The requisite interfacial contact of heterojunction photocatalysts has a significant contribution in separation of interfacial charge carriers for photocatalytic hydrogen (H2) evolution in a more efficient manner. Herein, an internal electric field (IEF)-induced S–scheme system comprised of two-dimensional (2D) CoAl layered double hydroxide (LDH) and 2D molybdenum disulfide (MoS2) was constructed via a simple hydrothermal process.

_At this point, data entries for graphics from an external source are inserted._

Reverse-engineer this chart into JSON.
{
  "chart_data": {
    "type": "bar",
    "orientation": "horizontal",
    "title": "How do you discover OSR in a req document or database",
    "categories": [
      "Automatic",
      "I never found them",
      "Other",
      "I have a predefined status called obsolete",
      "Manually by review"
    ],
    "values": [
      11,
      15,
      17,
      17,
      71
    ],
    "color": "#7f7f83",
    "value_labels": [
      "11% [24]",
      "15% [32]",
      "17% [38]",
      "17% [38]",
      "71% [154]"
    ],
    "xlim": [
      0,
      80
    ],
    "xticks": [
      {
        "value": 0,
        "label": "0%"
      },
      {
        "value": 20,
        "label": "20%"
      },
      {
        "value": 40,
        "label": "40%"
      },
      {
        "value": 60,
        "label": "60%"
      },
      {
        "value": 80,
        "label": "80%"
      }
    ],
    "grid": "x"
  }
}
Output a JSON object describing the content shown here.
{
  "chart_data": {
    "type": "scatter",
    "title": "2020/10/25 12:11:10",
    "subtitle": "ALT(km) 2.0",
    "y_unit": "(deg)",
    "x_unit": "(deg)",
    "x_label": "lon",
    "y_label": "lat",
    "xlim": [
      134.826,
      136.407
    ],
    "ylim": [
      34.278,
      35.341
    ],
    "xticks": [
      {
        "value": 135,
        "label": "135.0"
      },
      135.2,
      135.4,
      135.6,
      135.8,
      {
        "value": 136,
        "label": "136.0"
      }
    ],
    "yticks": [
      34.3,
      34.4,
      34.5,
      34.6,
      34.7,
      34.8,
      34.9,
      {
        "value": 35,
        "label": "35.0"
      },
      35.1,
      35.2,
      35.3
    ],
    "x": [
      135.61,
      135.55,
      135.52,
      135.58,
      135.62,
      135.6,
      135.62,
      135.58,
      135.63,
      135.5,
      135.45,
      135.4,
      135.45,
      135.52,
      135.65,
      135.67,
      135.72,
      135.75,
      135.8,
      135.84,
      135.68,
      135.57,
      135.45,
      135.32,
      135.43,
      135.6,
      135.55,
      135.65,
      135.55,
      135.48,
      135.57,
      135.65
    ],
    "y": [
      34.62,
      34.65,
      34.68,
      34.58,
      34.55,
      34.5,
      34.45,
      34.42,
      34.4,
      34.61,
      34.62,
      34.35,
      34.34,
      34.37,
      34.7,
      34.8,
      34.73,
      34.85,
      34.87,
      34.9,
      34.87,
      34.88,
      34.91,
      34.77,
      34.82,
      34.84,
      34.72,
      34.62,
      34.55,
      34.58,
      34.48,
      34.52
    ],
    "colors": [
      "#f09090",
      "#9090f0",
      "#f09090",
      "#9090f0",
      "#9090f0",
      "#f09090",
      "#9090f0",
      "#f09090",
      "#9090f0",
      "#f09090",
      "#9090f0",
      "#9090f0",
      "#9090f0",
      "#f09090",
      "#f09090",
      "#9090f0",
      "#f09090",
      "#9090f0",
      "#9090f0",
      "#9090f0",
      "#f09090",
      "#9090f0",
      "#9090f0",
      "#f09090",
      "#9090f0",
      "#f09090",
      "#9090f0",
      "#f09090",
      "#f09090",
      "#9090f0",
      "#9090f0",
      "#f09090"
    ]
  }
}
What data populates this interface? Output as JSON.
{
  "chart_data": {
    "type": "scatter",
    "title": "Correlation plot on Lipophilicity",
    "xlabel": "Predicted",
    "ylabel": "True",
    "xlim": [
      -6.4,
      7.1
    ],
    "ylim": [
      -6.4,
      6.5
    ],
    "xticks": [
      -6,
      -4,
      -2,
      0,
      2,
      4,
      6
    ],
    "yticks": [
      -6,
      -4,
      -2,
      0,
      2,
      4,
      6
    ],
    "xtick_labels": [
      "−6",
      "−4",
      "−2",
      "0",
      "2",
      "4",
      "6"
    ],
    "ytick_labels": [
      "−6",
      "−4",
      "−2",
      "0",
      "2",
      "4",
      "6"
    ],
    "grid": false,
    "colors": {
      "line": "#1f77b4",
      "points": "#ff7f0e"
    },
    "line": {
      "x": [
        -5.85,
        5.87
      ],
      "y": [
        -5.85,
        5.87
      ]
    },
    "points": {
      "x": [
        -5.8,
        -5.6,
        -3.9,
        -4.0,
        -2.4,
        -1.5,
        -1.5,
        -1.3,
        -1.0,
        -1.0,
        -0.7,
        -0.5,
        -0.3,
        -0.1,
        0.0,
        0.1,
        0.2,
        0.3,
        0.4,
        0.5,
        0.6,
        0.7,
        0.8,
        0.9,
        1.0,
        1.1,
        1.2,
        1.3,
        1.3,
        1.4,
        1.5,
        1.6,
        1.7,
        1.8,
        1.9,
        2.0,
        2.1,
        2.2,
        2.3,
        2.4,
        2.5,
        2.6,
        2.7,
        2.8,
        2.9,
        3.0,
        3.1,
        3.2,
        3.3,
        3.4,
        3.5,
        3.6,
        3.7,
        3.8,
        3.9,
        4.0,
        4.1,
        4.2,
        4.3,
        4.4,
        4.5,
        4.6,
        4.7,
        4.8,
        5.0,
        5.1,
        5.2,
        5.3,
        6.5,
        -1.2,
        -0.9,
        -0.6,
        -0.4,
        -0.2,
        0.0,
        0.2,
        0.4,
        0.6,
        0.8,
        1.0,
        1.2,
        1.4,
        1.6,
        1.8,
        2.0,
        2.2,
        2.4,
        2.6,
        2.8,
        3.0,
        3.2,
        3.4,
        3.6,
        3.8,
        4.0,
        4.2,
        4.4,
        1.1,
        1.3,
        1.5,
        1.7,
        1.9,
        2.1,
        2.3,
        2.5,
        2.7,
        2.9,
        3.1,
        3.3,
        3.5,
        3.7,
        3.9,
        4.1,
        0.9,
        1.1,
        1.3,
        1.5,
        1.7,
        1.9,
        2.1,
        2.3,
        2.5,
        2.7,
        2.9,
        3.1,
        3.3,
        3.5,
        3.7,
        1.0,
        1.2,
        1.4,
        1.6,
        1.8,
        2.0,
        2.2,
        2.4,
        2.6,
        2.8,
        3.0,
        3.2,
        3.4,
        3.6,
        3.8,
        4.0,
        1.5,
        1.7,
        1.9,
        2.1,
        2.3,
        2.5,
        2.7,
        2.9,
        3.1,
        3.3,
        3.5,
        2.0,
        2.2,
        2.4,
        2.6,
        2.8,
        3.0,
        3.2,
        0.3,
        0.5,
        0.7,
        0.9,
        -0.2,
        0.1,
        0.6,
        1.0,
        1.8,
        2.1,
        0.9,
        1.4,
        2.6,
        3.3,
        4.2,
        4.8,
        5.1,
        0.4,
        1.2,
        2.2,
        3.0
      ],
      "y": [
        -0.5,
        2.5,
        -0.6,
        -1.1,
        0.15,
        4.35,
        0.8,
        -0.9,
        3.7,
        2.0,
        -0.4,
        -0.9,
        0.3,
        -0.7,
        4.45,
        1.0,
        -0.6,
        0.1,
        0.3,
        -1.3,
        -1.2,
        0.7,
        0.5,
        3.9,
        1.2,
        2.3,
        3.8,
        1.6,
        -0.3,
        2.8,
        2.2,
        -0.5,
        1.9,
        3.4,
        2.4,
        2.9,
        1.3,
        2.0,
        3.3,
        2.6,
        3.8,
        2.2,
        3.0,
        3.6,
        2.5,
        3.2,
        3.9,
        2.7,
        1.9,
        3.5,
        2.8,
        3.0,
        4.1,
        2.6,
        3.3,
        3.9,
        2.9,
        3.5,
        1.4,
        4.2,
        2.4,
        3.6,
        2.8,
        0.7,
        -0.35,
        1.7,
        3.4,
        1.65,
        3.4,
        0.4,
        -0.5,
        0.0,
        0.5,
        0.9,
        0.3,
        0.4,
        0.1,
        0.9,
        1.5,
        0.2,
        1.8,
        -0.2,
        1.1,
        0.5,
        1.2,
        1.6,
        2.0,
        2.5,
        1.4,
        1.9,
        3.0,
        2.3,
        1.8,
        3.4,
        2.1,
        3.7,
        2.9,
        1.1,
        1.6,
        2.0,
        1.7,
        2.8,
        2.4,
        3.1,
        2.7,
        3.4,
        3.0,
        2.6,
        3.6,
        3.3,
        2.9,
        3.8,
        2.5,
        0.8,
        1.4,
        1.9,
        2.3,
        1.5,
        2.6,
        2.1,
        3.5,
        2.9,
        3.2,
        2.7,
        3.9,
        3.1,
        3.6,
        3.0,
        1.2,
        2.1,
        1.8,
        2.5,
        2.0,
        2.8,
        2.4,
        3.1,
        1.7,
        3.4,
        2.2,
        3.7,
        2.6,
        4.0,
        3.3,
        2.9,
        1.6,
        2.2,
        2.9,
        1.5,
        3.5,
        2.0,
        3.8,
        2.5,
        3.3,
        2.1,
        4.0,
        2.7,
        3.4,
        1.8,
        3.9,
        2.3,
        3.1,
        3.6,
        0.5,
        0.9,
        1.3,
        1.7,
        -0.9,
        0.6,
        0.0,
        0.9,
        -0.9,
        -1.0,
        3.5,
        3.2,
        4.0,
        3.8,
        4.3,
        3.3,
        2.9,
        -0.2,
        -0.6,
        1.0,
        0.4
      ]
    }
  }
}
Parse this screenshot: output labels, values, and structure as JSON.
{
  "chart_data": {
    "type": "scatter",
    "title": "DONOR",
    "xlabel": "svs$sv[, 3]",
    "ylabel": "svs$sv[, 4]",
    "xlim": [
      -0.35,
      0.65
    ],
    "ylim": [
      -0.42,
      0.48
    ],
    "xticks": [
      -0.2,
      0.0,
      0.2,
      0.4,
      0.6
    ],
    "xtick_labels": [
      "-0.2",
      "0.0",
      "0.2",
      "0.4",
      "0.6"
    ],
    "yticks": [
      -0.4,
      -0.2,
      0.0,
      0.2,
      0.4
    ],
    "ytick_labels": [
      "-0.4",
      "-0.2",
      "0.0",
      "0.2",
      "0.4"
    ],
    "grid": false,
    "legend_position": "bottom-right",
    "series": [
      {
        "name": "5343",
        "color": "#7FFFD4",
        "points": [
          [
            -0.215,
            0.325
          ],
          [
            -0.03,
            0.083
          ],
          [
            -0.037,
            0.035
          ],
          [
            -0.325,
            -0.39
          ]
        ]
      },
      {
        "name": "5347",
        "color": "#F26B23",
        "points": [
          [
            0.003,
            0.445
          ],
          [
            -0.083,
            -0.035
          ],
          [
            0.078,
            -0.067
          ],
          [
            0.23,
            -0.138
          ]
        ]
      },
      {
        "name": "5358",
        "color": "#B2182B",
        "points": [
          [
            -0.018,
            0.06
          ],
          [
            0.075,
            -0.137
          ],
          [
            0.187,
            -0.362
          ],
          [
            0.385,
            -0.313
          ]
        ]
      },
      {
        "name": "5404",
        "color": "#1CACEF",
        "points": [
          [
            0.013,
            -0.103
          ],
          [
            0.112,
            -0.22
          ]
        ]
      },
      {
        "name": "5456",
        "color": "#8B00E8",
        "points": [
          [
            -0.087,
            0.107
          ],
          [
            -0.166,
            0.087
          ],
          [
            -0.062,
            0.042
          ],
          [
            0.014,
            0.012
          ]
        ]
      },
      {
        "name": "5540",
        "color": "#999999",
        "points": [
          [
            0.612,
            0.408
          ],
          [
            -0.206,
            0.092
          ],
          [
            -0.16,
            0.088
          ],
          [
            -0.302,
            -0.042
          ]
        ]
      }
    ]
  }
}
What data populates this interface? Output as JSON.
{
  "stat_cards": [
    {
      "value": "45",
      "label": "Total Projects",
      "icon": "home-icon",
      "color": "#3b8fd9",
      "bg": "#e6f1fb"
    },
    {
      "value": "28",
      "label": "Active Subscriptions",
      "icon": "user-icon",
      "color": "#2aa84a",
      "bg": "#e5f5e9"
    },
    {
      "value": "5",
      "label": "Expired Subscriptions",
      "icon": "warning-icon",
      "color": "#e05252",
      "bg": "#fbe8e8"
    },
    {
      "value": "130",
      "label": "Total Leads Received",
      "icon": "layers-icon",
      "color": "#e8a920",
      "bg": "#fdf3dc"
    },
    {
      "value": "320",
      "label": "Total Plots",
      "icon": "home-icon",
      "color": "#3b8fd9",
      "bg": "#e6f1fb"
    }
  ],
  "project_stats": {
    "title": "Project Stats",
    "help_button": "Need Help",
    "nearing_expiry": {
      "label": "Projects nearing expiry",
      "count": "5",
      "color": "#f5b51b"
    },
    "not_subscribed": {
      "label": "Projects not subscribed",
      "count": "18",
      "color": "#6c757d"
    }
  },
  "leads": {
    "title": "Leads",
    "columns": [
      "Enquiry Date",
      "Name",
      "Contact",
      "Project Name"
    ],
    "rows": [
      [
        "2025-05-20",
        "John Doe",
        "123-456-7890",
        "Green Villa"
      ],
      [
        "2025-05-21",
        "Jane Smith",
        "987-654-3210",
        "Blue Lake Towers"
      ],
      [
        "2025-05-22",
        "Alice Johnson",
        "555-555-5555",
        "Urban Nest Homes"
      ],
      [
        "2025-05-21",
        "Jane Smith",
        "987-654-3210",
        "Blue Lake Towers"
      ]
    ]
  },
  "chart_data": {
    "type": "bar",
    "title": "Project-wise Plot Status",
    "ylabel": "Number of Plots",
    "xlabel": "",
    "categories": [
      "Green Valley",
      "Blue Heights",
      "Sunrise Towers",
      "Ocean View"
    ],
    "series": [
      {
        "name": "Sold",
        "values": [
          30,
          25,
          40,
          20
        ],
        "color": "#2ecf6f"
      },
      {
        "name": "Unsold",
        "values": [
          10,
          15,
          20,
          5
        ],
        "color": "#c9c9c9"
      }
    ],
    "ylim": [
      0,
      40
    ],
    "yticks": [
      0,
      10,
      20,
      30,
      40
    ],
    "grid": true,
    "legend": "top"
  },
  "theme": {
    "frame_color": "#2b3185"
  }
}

In the presence of visible-light irradiation, the 2D/2D MoS2/CoAl LDH hybrid demonstrates eightfold greater photocatalytic H2 generation rate as compared with that of CoAl LDH. The mechanism was investigated in the light of the results of the X-ray photoelectron spectroscopy (XPS) and work-function calculated by density functional theory (DFT) simulation, and the improved activity was ascribed to that the rapid detachment of the electron-hole (e−-h+) combinations and high redox ability, both are simultaneously realized in MoS2/CoAl LDH hybrid with a 2D/2D S–scheme charge transfer mechanism induced by the IEF across interface of the MoS2 and CoAl LDH. Furthermore, favorable 2D/2D structure and better H* adsorption behavior of MoS2/CoAl LDH also promoted the improvement of water reduction performance. This work is a valuable guideline in developing of IEF-induced S–scheme photocatalysts with 2D/2D architecture for improved photocatalytic performance.